Утром, вслед за полком, поехали в направлении Кубатлы. Остановились в селе Сарыятахлы – прямо у моста. Все дома в деревне целы. Не дома, а хоромы. Войны здесь не знали. К счастью и у нас работы не было. И нас забыли. Как и следовало ожидать.
Дорога в Кубатлы – как дорога в ад. Вдоль всей дороги валяются заколотые туши коров и буйволов. Зловоние. Очаг для эпидемии. Левое крыло Кубатлинской больницы, где, я знаю, стоит дорогостоящий рентген, горит. В аптеке – огромное количество лекарств, детского питания, перевязочных материалов. Я попросил по рации машину, чтобы забрать аппаратуру и медикаменты. Мне было отказано. Мы взяли несколько мешков бинта, немного лекарств и вернулись. Трофеи пригодились – принято 102 раненых, сделана 31 сложные операции. Все, кроме Давида, живы.
В Кубатлах со спасателями работал фельдшер Ованес из Армении. Маленького росточка, субтильный, говорит, что «сын Шираза» (незаконнорожденный). Нам-то что, если ему так хочется, пусть так и будет. Человек добросовестный, хоть и «сын Шираза». Зануда, однако. На дух не выносил анекдотов и всяких таких шуточек. Я при случае сказал ребятам, чтобы помягче с Ованесом, не третировали его. «А что ему неймется, вчера мину противотанковую подобрал – и туда же, разбирать.» Я посмотрел на Ованеса с укоризной – неужели правда?

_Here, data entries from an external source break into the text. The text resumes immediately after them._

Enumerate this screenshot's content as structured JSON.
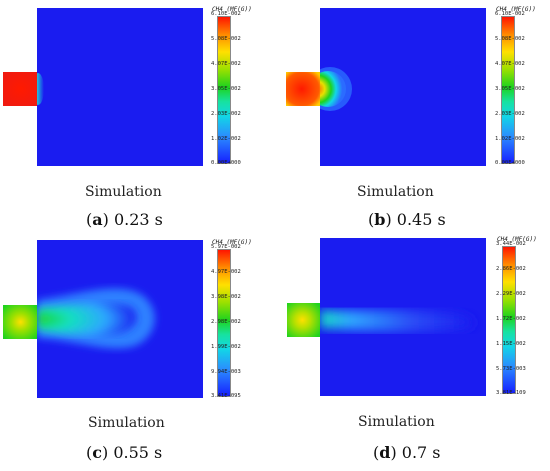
{
  "panels": [
    {
      "colorbar_title": "CH4  (MF(G))",
      "ticks": [
        "6.10E-002",
        "5.08E-002",
        "4.07E-002",
        "3.05E-002",
        "2.03E-002",
        "1.02E-002",
        "0.00E+000"
      ],
      "sim_label": "Simulation",
      "caption_letter": "a",
      "caption_time": "0.23 s"
    },
    {
      "colorbar_title": "CH4  (MF(G))",
      "ticks": [
        "6.10E-002",
        "5.08E-002",
        "4.07E-002",
        "3.05E-002",
        "2.03E-002",
        "1.02E-002",
        "0.00E+000"
      ],
      "sim_label": "Simulation",
      "caption_letter": "b",
      "caption_time": "0.45 s"
    },
    {
      "colorbar_title": "CH4  (MF(G))",
      "ticks": [
        "5.97E-002",
        "4.97E-002",
        "3.98E-002",
        "2.98E-002",
        "1.99E-002",
        "9.94E-003",
        "3.41E-095"
      ],
      "sim_label": "Simulation",
      "caption_letter": "c",
      "caption_time": "0.55 s"
    },
    {
      "colorbar_title": "CH4  (MF(G))",
      "ticks": [
        "3.44E-002",
        "2.86E-002",
        "2.29E-002",
        "1.72E-002",
        "1.15E-002",
        "5.73E-003",
        "3.81E-109"
      ],
      "sim_label": "Simulation",
      "caption_letter": "d",
      "caption_time": "0.7 s"
    }
  ],
  "colors": {
    "background_blue": "#1a1cf0",
    "high": "#ff1500",
    "low": "#1620ff"
  }
}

А он покраснел, как школьник, и застенчиво так говорит: «Так ведь интересно, как срабатывает…» «А как смерть срабатывает, не хочешь узнать? – накинулись на него ребята. – За ним, как за малым дитем, глаз да глаз нужен! Пока всех нас не взорвал!»

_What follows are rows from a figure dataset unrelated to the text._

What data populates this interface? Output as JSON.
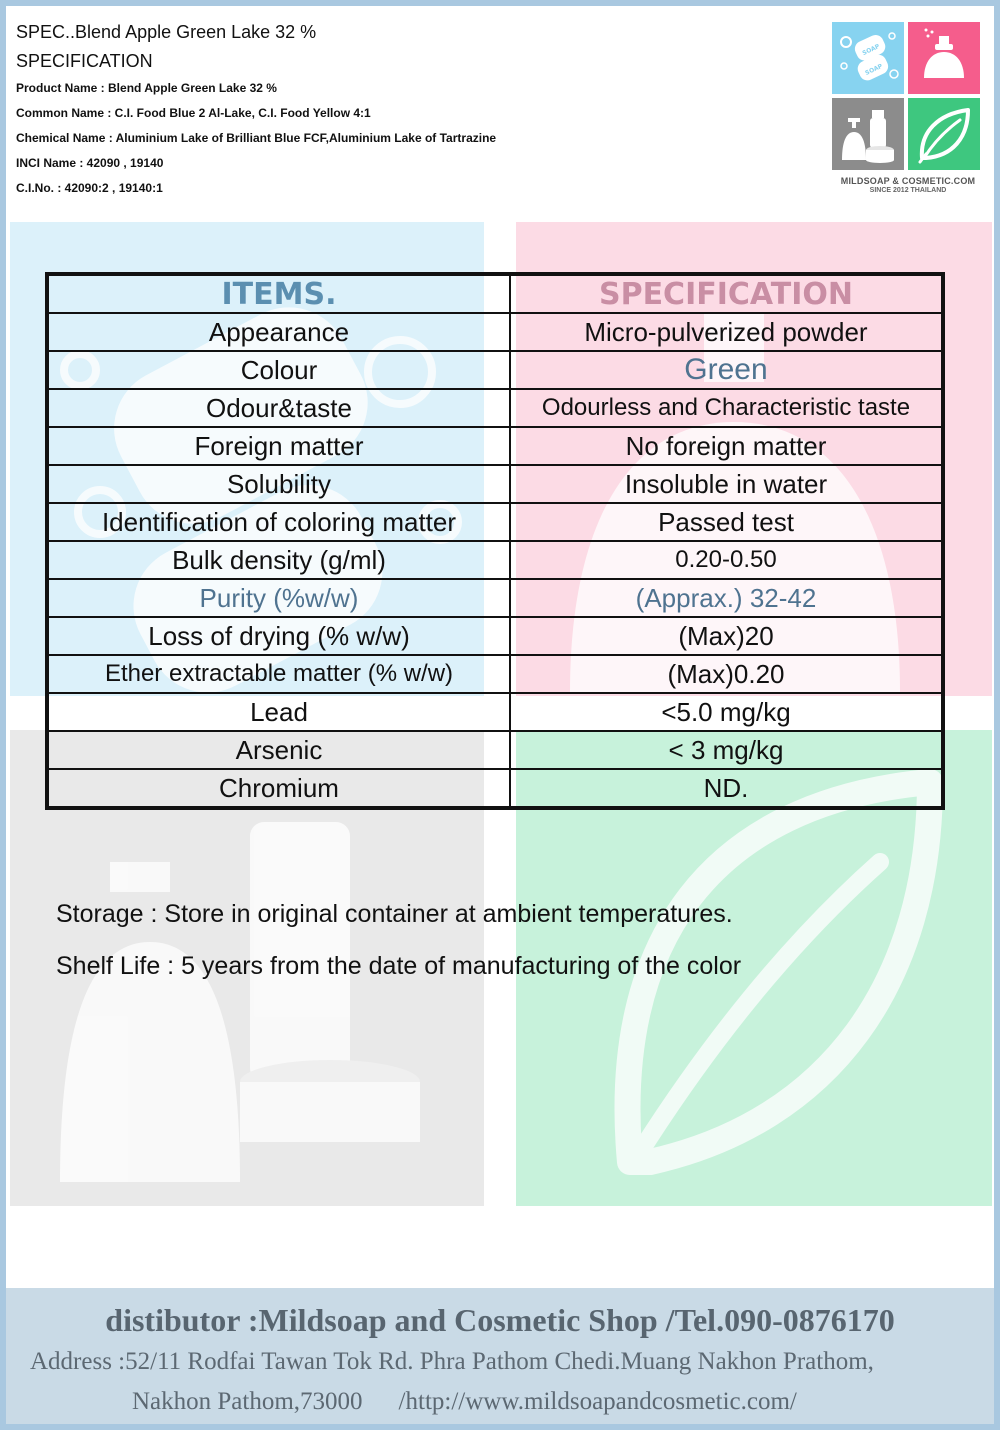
{
  "header": {
    "title": "SPEC..Blend Apple Green Lake 32 %",
    "subtitle": "SPECIFICATION",
    "product_name": "Product Name : Blend Apple Green Lake 32 %",
    "common_name": "Common Name : C.I. Food Blue 2 Al-Lake, C.I. Food Yellow 4:1",
    "chemical_name": "Chemical Name : Aluminium Lake of Brilliant Blue FCF,Aluminium Lake of Tartrazine",
    "inci_name": "INCI Name : 42090 , 19140",
    "ci_no": "C.I.No. : 42090:2 , 19140:1"
  },
  "logo": {
    "name": "MILDSOAP & COSMETIC.COM",
    "since": "SINCE 2012 THAILAND",
    "soap_text": "SOAP",
    "colors": {
      "blue": "#87d3f0",
      "pink": "#f55d8c",
      "gray": "#8c8c8c",
      "green": "#3ec77f"
    },
    "icons": [
      "soap-bars-icon",
      "perfume-bottle-icon",
      "lotion-bottles-icon",
      "leaf-icon"
    ]
  },
  "table": {
    "headers": [
      "ITEMS.",
      "SPECIFICATION"
    ],
    "rows": [
      {
        "item": "Appearance",
        "spec": "Micro-pulverized powder"
      },
      {
        "item": "Colour",
        "spec": "Green"
      },
      {
        "item": "Odour&taste",
        "spec": "Odourless and Characteristic taste"
      },
      {
        "item": "Foreign matter",
        "spec": "No foreign matter"
      },
      {
        "item": "Solubility",
        "spec": "Insoluble in water"
      },
      {
        "item": "Identification of coloring matter",
        "spec": "Passed test"
      },
      {
        "item": "Bulk density (g/ml)",
        "spec": "0.20-0.50"
      },
      {
        "item": "Purity (%w/w)",
        "spec": "(Apprax.) 32-42"
      },
      {
        "item": "Loss of drying (% w/w)",
        "spec": "(Max)20"
      },
      {
        "item": "Ether extractable matter (% w/w)",
        "spec": "(Max)0.20"
      },
      {
        "item": "Lead",
        "spec": "<5.0 mg/kg"
      },
      {
        "item": "Arsenic",
        "spec": "< 3 mg/kg"
      },
      {
        "item": "Chromium",
        "spec": "ND."
      }
    ]
  },
  "notes": {
    "storage": "Storage : Store in original container at ambient temperatures.",
    "shelf_life": "Shelf Life : 5 years from the date of manufacturing of the color"
  },
  "footer": {
    "distributor": "distibutor :Mildsoap and Cosmetic Shop /Tel.090-0876170",
    "address_line1": "Address :52/11 Rodfai Tawan Tok Rd. Phra Pathom Chedi.Muang Nakhon Prathom,",
    "address_city": "Nakhon Pathom,73000",
    "website": "/http://www.mildsoapandcosmetic.com/"
  }
}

В бою близ Магавуза Ованес под шквальным огнем, не дождавшись прикрытия, бросился к раненому и был сражен.
К сентябрю 1993 года наша армия заняла зангеланский, кубатлинский, джебраильский, физулинский и часть агдамского районов. Мы вышли к иранской границе. К священной реке Араке. На гидроузле установили свои посты. Враг теперь находился только впереди.

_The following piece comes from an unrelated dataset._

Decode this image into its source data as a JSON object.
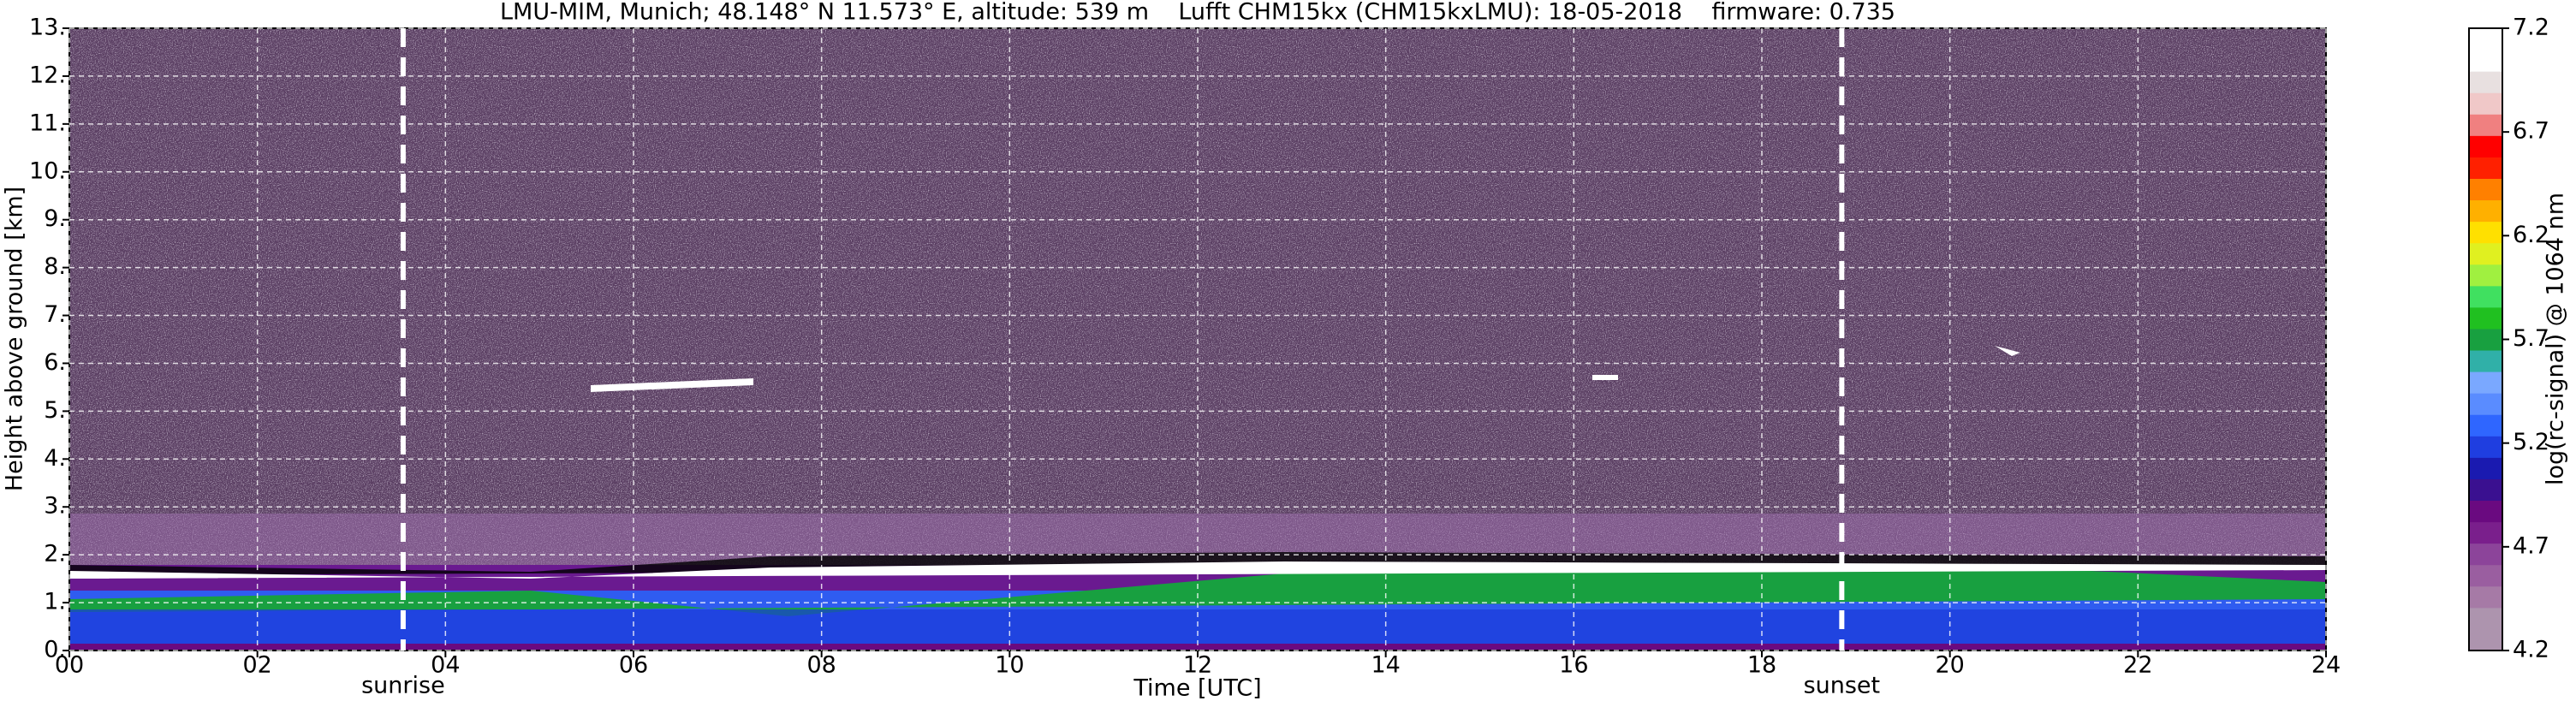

К концу ноября притихший было враг зашевелился. Разведданные говорили о том, что в физулинском направлении готовится контрнаступление, возможно, широкомасштабная зимняя кампания.
Надо опережающим ударом захватить ряд важных высот, откуда можно контролировать равнинную территорию, выровнять линию фронта. Мы не готовы к обороне, у нас нет фортификационных сооружений. Не успели.
Мне дано указание открыть в Физули полевой госпиталь. Общее руководство осуществлял начальник штаба армии кадровый офицер Сейран Оганян. В основе его работы лежала не интуиция, а ясное знание и твердый расчет. Он неустанно занимался военно-боевой подготовкой полевых командиров. В бою за Мардакерт был ранен в ногу и теперь с тяжелым протезом объезжал передовые посты. Чрезмерная статистическая нагрузка приводит к деформации позвонков, к дистрофии и ущемлению дисков. Я не раз говорил это Оганяну, советуя воздерживаться от нагрузок. Но разве сейчас до этого? До операции оставалось немного времени, и следовало за этот срок объехать все казармы, проверить санитарное состояние, выявить больных, главное же – предотвратить инфекции. Физули разрушен. Крайне плохо обстоит дело с водой. Артезианские источники выведены из строя. Казармы выглядят жалко. Наспех заделанные окна и двери. Холодно. Нет выгребных ям. В казарме Тогского батальона ситуация была настолько опасной, что мы вынуждены были предписать немедленно подыскать новую казарму. Во время обхода выяснилось, что лекарства не поступают по назначению. Между тем, все аптеки Физули ломились от препаратов. Командир полка сам застал наполненный КамАЗ с коробками лекарств. Заполнял кузов фельдшер Тогского батальона, сказал, что везет их в гадрутский госпиталь. Начальник гадрутского госпиталя лекарств не дождался. Пару коробок фельдшер оставил для своего батальона, куда девалось остальное – не знает.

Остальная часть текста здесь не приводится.